Wang Tao, Zhao Hongyu
Department of Bioinformatics and Biostatistics, Shanghai Jiao Tong University, Shanghai, China.
SJTU-Yale Joint Center for Biostatistics, Shanghai Jiao Tong University, Shanghai, China.
Biometrics. 2017 Sep;73(3):792-801. doi: 10.1111/biom.12654. Epub 2017 Jan 23.
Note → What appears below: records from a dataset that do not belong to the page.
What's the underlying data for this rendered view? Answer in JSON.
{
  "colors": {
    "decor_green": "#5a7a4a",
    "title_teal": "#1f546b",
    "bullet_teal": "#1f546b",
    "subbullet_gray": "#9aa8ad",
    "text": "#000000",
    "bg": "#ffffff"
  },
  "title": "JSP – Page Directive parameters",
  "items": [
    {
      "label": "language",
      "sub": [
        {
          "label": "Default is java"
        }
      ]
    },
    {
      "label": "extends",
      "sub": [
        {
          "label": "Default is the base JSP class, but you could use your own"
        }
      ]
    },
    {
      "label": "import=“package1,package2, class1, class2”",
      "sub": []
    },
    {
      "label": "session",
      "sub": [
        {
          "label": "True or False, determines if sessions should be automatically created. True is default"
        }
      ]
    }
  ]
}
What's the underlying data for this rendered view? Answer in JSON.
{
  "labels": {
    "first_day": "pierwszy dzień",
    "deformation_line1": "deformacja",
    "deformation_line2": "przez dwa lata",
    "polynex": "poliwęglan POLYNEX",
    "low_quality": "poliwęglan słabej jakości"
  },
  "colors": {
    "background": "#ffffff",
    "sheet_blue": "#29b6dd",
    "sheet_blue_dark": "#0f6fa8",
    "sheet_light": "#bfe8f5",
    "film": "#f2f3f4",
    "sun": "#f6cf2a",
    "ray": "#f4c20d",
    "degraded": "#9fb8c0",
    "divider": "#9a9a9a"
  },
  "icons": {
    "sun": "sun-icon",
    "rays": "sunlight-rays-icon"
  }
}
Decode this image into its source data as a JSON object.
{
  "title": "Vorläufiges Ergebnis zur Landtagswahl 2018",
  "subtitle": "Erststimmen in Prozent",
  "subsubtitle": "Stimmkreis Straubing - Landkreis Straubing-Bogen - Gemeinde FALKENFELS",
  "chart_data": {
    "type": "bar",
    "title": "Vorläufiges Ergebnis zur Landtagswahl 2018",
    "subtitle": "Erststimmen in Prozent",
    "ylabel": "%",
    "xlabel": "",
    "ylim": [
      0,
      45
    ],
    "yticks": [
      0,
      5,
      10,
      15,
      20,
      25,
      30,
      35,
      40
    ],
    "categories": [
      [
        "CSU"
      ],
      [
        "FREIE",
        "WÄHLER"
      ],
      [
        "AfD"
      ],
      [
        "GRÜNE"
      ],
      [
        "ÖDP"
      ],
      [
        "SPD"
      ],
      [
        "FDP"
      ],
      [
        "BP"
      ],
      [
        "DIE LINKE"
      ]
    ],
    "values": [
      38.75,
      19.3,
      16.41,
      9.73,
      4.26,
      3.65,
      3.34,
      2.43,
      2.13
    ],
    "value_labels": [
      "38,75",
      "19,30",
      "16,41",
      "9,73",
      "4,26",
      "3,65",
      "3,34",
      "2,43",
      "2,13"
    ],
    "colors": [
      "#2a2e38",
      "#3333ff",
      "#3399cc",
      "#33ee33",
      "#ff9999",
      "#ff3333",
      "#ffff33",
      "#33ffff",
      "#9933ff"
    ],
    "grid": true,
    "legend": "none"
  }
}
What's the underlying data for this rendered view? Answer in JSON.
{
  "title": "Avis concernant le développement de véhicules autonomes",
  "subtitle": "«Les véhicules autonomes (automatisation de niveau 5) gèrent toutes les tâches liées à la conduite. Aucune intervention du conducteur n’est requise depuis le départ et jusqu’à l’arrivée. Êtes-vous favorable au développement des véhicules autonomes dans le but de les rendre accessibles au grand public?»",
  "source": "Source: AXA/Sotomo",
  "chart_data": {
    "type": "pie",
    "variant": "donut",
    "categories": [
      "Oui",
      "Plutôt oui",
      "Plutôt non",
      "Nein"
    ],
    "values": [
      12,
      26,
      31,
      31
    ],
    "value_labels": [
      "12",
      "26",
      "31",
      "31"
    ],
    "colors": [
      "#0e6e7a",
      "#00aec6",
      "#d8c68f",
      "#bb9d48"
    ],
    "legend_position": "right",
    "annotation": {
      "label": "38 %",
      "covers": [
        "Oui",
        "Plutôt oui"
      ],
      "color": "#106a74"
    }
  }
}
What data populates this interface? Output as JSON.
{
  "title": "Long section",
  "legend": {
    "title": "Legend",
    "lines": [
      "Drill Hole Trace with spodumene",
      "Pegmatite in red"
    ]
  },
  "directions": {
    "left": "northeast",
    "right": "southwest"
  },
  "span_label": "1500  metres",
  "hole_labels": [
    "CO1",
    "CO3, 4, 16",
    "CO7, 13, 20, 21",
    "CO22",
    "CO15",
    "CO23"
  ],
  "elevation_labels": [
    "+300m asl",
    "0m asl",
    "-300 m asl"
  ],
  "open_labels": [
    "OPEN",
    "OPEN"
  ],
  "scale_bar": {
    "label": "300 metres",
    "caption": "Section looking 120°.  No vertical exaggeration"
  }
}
Understanding the factors that alter the composition of the human microbiota may help personalized healthcare strategies and therapeutic drug targets. In many sequencing studies, microbial communities are characterized by a list of taxa, their counts, and their evolutionary relationships represented by a phylogenetic tree. In this article, we consider an extension of the Dirichlet multinomial distribution, called the Dirichlet-tree multinomial distribution, for multivariate, over-dispersed, and tree-structured count data. To address the relationships between these counts and a set of covariates, we propose the Dirichlet-tree multinomial regression model for which we develop a penalized likelihood method for estimating parameters and selecting covariates. For efficient optimization, we adopt the accelerated proximal gradient approach. Simulation studies are presented to demonstrate the good performance of the proposed procedure. An analysis of a data set relating dietary nutrients with bacterial counts is used to show that the incorporation of the tree structure into the model helps increase the prediction power.
了解改变人类微生物群组成的因素可能有助于制定个性化医疗策略和确定治疗药物靶点。在许多测序研究中,微生物群落的特征是一系列分类单元、它们的数量以及由系统发育树表示的进化关系。在本文中,我们考虑狄利克雷多项分布的一种扩展,称为狄利克雷树多项分布,用于处理多变量、过度分散且具有树状结构的计数数据。为了研究这些计数与一组协变量之间的关系,我们提出了狄利克雷树多项回归模型,并为此开发了一种惩罚似然方法来估计参数和选择协变量。为了实现高效优化,我们采用了加速近端梯度法。通过模拟研究来证明所提出方法的良好性能。对一个将膳食营养素与细菌计数相关联的数据集进行分析,结果表明将树状结构纳入模型有助于提高预测能力。